Rezensiert von Dipl.-Päd. Dr. Jos Schnurer, 17.05.2023
Karen Gloy: Was ist Schönheit? Verlag Königshausen & Neumann (Würzburg) 2022. 180 Seiten. ISBN 978-3-8260-7647-3. D: 22,80 EUR, A: 23,50 EUR.
Thema
Schönheit können wir nicht begreifen, aber erleben
Zu allen Zeiten, seit Menschen zusammen leben, sich vergleichen, in die vielfältigen Formen eines Spiegels schauen, sich über das eigene Aussehen freuen und sich, Andere und anderes schön finden, oder über Hässliches wundern, erschrecken oder lästern, ist Schönheit ein Mysterium. Das Gefühl, etwas schön oder hässlich zu finden, ist nicht rational zu definieren. Der französische Lyriker, Philosoph und Essayist Paul Ambroise Valéry (1871 - 1945) hat das einmal so ausgedrückt: „Schönheit ist, was uns verzweifeln lässt!“. Die Vorbilder von Schönheitsauffassungen, etwa die ägyptische Nofretete, die wir im Berliner Neuen Museum bewundern können, oder Leonardo da Vincis Mona Lisa, die uns im Pariser Louvre rätselhaft anschaut, haben ohne Zweifel geprägt, was wir unter Schönheit verstehen. Die „Schönheitsköniginnen“ von heute sind nach wie vor nach diesen Bildern „gemacht“; und die „Schönheitschirurgie“ ermöglicht die Veränderung des eigenen Aussehens, das man sich selber nicht mehr erkennt.
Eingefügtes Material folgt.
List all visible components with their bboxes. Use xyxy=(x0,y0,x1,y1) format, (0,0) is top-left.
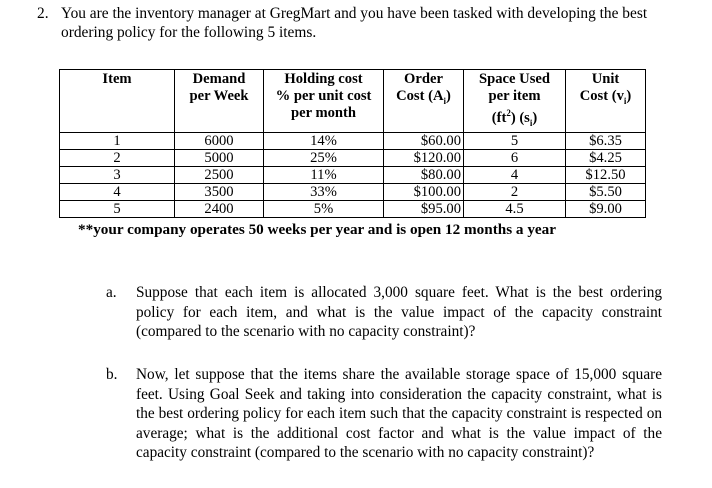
cell-order-cost: $80.00 xyxy=(383,165,464,184)
cell-item: 3 xyxy=(59,165,175,184)
cell-order-cost: $100.00 xyxy=(383,182,464,201)
cell-unit-cost: $6.35 xyxy=(565,131,646,150)
question-intro: 2. You are the inventory manager at Greg… xyxy=(37,4,677,42)
part-a-text: Suppose that each item is allocated 3,00… xyxy=(136,284,662,340)
part-b-text: Now, let suppose that the items share th… xyxy=(136,366,662,461)
inventory-table: Item Demand per Week Holding cost% per un… xyxy=(59,69,646,218)
part-b: b. Now, let suppose that the items share… xyxy=(106,365,662,463)
cell-space: 6 xyxy=(463,148,566,167)
cell-holding: 25% xyxy=(263,148,384,167)
cell-space: 4 xyxy=(463,165,566,184)
table-header-row: Item Demand per Week Holding cost% per un… xyxy=(59,69,646,133)
cell-unit-cost: $4.25 xyxy=(565,148,646,167)
cell-demand: 6000 xyxy=(174,131,264,150)
cell-holding: 33% xyxy=(263,182,384,201)
table-row: 3 2500 11% $80.00 4 $12.50 xyxy=(59,165,646,184)
cell-space: 2 xyxy=(463,182,566,201)
cell-demand: 3500 xyxy=(174,182,264,201)
cell-demand: 5000 xyxy=(174,148,264,167)
cell-space: 5 xyxy=(463,131,566,150)
question-text: You are the inventory manager at GregMar… xyxy=(61,5,648,41)
cell-demand: 2400 xyxy=(174,199,264,218)
cell-holding: 5% xyxy=(263,199,384,218)
part-a: a. Suppose that each item is allocated 3… xyxy=(106,283,662,342)
header-item: Item xyxy=(59,69,175,133)
cell-item: 5 xyxy=(59,199,175,218)
cell-item: 1 xyxy=(59,131,175,150)
cell-unit-cost: $5.50 xyxy=(565,182,646,201)
table-row: 2 5000 25% $120.00 6 $4.25 xyxy=(59,148,646,167)
cell-item: 4 xyxy=(59,182,175,201)
cell-space: 4.5 xyxy=(463,199,566,218)
cell-demand: 2500 xyxy=(174,165,264,184)
table-row: 5 2400 5% $95.00 4.5 $9.00 xyxy=(59,199,646,218)
table-row: 1 6000 14% $60.00 5 $6.35 xyxy=(59,131,646,150)
table-row: 4 3500 33% $100.00 2 $5.50 xyxy=(59,182,646,201)
part-b-label: b. xyxy=(106,366,118,383)
cell-unit-cost: $12.50 xyxy=(565,165,646,184)
header-unit-cost: Unit Cost (vi) xyxy=(565,69,646,133)
cell-order-cost: $60.00 xyxy=(383,131,464,150)
cell-order-cost: $120.00 xyxy=(383,148,464,167)
header-demand: Demand per Week xyxy=(174,69,264,133)
header-holding-cost: Holding cost% per unit cost per month xyxy=(263,69,384,133)
question-number: 2. xyxy=(37,5,49,22)
header-order-cost: Order Cost (Ai) xyxy=(383,69,464,133)
cell-order-cost: $95.00 xyxy=(383,199,464,218)
cell-unit-cost: $9.00 xyxy=(565,199,646,218)
cell-item: 2 xyxy=(59,148,175,167)
cell-holding: 14% xyxy=(263,131,384,150)
part-a-label: a. xyxy=(106,284,117,301)
header-space-used: Space Used per item (ft2) (si) xyxy=(463,69,566,133)
cell-holding: 11% xyxy=(263,165,384,184)
operations-note: **your company operates 50 weeks per yea… xyxy=(78,221,556,238)
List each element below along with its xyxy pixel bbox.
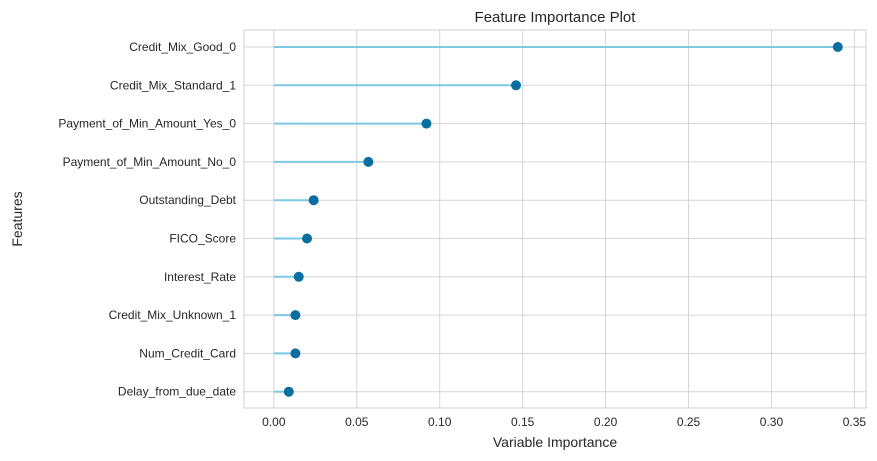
x-axis-title: Variable Importance [493, 434, 617, 450]
lollipop-marker [290, 310, 301, 321]
chart-title: Feature Importance Plot [475, 9, 637, 26]
y-tick-label: Credit_Mix_Good_0 [129, 40, 236, 54]
y-axis-title: Features [9, 191, 25, 246]
y-tick-label: Outstanding_Debt [139, 193, 236, 207]
marks-layer [273, 42, 843, 397]
lollipop-marker [511, 80, 522, 91]
labels-layer: 0.00 0.05 0.10 0.15 0.20 0.25 0.30 0.35 Credit_M… [58, 40, 866, 429]
x-tick-label: 0.00 [262, 415, 286, 429]
y-tick-label: Delay_from_due_date [118, 385, 236, 399]
y-tick-label: Payment_of_Min_Amount_Yes_0 [58, 117, 236, 131]
y-tick-label: Credit_Mix_Unknown_1 [109, 308, 237, 322]
lollipop-marker [363, 156, 374, 167]
y-tick-label: FICO_Score [169, 232, 236, 246]
x-tick-label: 0.35 [843, 415, 867, 429]
lollipop-marker [308, 195, 319, 206]
lollipop-marker [283, 386, 294, 397]
x-tick-label: 0.25 [677, 415, 701, 429]
lollipop-marker [293, 271, 304, 282]
lollipop-marker [832, 42, 843, 52]
lollipop-marker [290, 348, 301, 359]
x-tick-label: 0.30 [760, 415, 784, 429]
y-tick-label: Interest_Rate [164, 270, 236, 284]
y-tick-label: Payment_of_Min_Amount_No_0 [63, 155, 237, 169]
lollipop-marker [421, 118, 432, 129]
y-tick-label: Credit_Mix_Standard_1 [110, 78, 236, 92]
plot-frame [243, 29, 867, 409]
grid-layer [243, 29, 867, 409]
x-tick-label: 0.10 [428, 415, 452, 429]
x-tick-label: 0.05 [345, 415, 369, 429]
x-tick-label: 0.20 [594, 415, 618, 429]
x-tick-label: 0.15 [511, 415, 535, 429]
y-tick-label: Num_Credit_Card [139, 346, 236, 360]
lollipop-marker [302, 233, 313, 244]
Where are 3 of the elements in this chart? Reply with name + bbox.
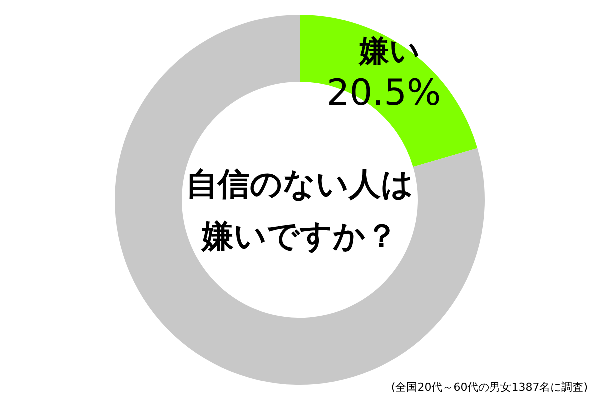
slice-label: 嫌い bbox=[358, 34, 421, 70]
text: 自信のない人は嫌いですか？ bbox=[186, 165, 414, 255]
text: (全国20代～60代の男女1387名に調査) bbox=[391, 381, 588, 394]
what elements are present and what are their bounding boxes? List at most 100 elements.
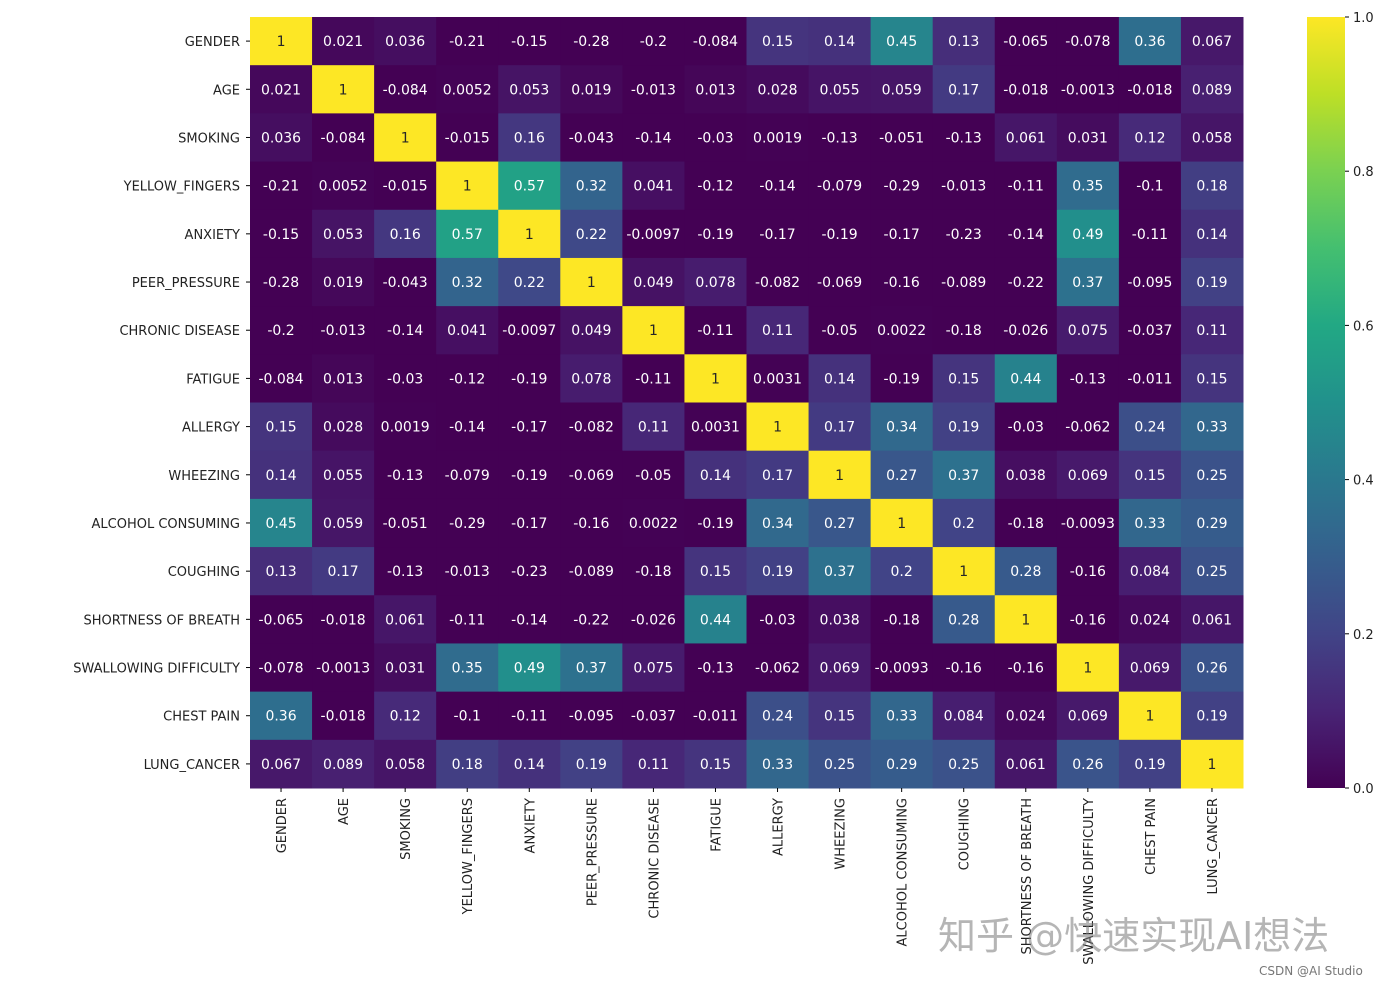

Entstehungshintergrund und Autorin
Es besteht kein Zweifel, dass emotionale und empathische Empfindungen und Eindrücke Auswirkungen auf die kommunikativen, dialogischen Prozesse der Menschen haben, im persönlichen, individuellen wie im kollektiven, globalen Zusammenleben. Es ist die philosophische, psychologische und semantische Herausforderung, den extentionalen Begriff „Schönheit“ daraufhin zu untersuchen, ob sich in dem Gefühl universelle, objektive, gemeinsame Werte zeigen und inwieweit kulturelle, historische und ethnische Wertvorstellungen wirksam sind. Der Anspruch ist deshalb einzuordnen in die lokalen und globalen Anforderungen der interkulturellen Bildung und Aufklärung.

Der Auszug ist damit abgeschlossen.